Global Waste on Pace to Triple by 2100
October 30, 2013
The amount of garbage humans throw away is rising fast and won't peak this century without transformational changes in how we use and reuse materials, write former World Bank urban development specialist Dan Hoornweg and two colleagues.
By 2100, they estimate, the growing global urban population will be producing three times as much waste as it does today. That level of waste carries serious consequences – physical and fiscal – for cities around the world.
Hoornweg and co-author Perinaz Bhada-Tata expanded on their work from the 2012 World Bank report What a Waste: A Global Review of Solid Waste Management to estimate the trajectory of solid waste growth globally and to determine when it might peak.
In the earlier report, they warned that global solid waste generation was on pace to increase 70 percent by 2025, rising from more than 3.5 million tonnes per day in 2010 to more than 6 million tonnes per day by 2025. The waste from cities alone is already enough to fill a line of trash trucks 5,000 kilometers long every day. The global cost of dealing with all that trash is rising too: from $205 billion a year in 2010 to $375 billion by 2025, with the sharpest cost increases in developing countries.
In the new article, appearing in the journal Nature, Hoornweg, Bhada-Tata, and Chris Kennedy forecast that if business continues as usual, solid waste generation rates will more than triple from today to exceed 11 million tonnes per day by 2100. Organization for Economic Cooperation and Development (OECD) countries, where waste levels are the highest today at around 1.75 million tonnes per day but populations aren’t growing as quickly and waste reduction efforts are underway, are likely to see their trash levels peak by 2050 and then start to decline, the authors write. Asia-Pacific countries won't peak until 2075. How soon Sub-Saharan Africa's waste increase peaks will determine how soon the world’s trash problem begins to decline.
The results hold serious consequences for public services, government budgets, and the space consumed by landfills. Already, Mexico City's Bordo Poniente and Shanghai's Laogang receive more than 10,000 tonnes of waste per day, and the world's more than 2,000 waste incinerators raise concerns about ash disposal and air pollution. Landfills, and uncollected waste, also contribute to climate change through the production of methane, a potent greenhouse gas.
It doesn’t have to be this way
The authors based their estimates on a "business as usual" scenario. The future doesn't have to turn out that way, they say.

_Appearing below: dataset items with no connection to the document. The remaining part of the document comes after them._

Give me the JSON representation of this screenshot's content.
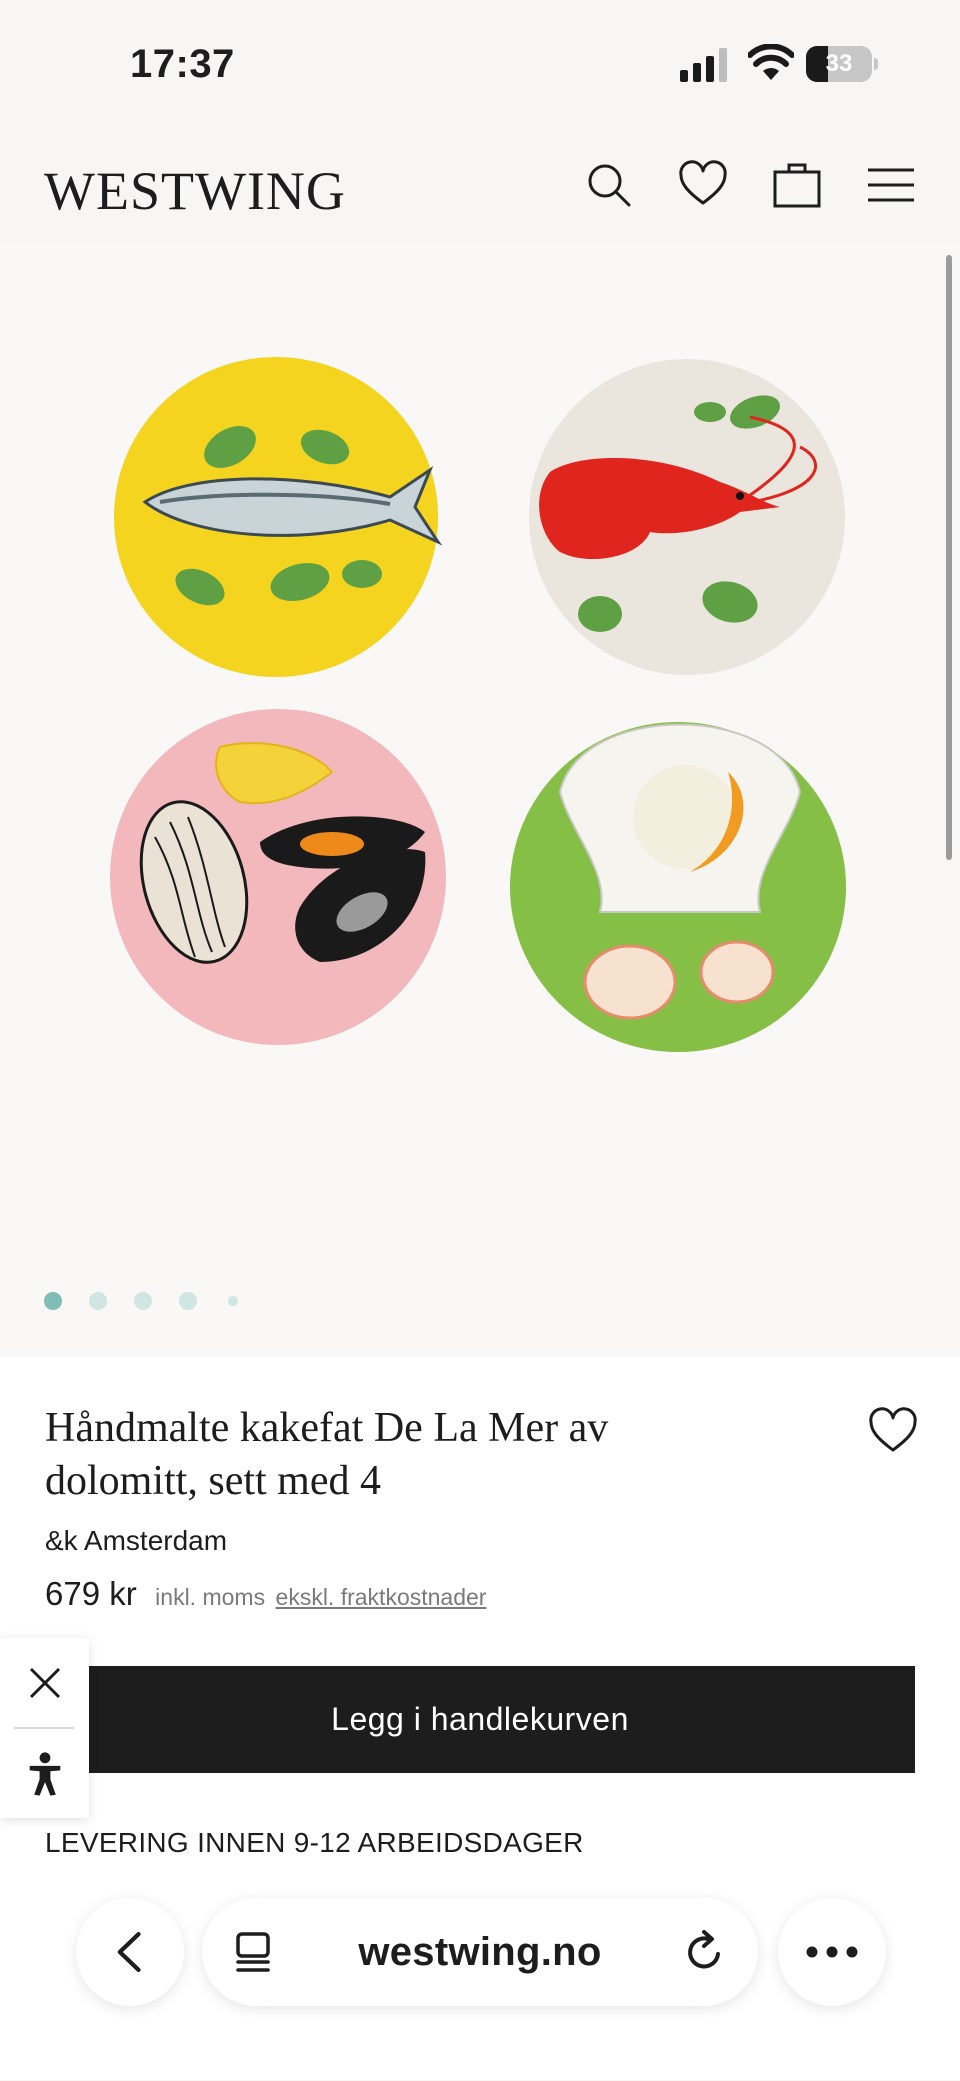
{
  "status_bar": {
    "time": "17:37",
    "battery_level": "33",
    "battery_fraction": 0.33,
    "icons": [
      "cellular-signal-icon",
      "wifi-icon",
      "battery-icon"
    ]
  },
  "header": {
    "logo": "WESTWING",
    "icons": [
      "search-icon",
      "heart-icon",
      "bag-icon",
      "menu-icon"
    ]
  },
  "gallery": {
    "plates": [
      {
        "name": "sardine-plate",
        "color": "#f4d41f"
      },
      {
        "name": "shrimp-plate",
        "color": "#ebe6dd"
      },
      {
        "name": "mussel-plate",
        "color": "#f2b8bb"
      },
      {
        "name": "scallop-plate",
        "color": "#86bf45"
      }
    ],
    "active_slide": 1,
    "slide_count": 5
  },
  "product": {
    "title_line1": "Håndmalte kakefat De La Mer av",
    "title_line2": "dolomitt, sett med 4",
    "brand": "&k Amsterdam",
    "price": "679 kr",
    "vat_note": "inkl. moms",
    "shipping_note": "ekskl. fraktkostnader",
    "add_to_cart": "Legg i handlekurven",
    "delivery": "LEVERING INNEN 9-12 ARBEIDSDAGER"
  },
  "browser": {
    "url": "westwing.no",
    "icons": [
      "back-chevron-icon",
      "tabs-icon",
      "reload-icon",
      "more-icon"
    ]
  },
  "colors": {
    "accent": "#1d1d1d",
    "dot_active": "#7fbdb5",
    "dot_inactive": "#cfe6e2"
  }
}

Through a move towards stable or declining populations, denser and better-managed cities consuming fewer resources, and greater equity and use of technology, we can bring peak waste forward and down. The environmental, economic and social benefits would be enormous.
"With lower populations, denser, more resource-efficient cities, and less consumption (along with higher affluence), the peak could come forward to 2075 and reduce in intensity by more than 25 percent. This would save around 2.6 million tonnes per day," Hoornweg and his colleagues write.
Some cities are already setting positive examples for waste reduction. San Francisco, for example, has an ambitious goal of "zero waste" by 2020 with aggressive recycling. About 55 percent of its waste is recycled or reused today. Industries in Kawasaki, Japan, divert 565,000 tonnes of potential waste per year – exceeding the city’s current municipal waste levels.
Other tactics cities can embrace include:
"The planet is already straining from the impacts of today’s waste and we are on a path to more than triple quantities," the authors write. "Through a move towards stable or declining populations, denser and better-managed cities consuming fewer resources, and greater equity and use of technology, we can bring peak waste forward and down. The environmental, economic and social benefits would be enormous."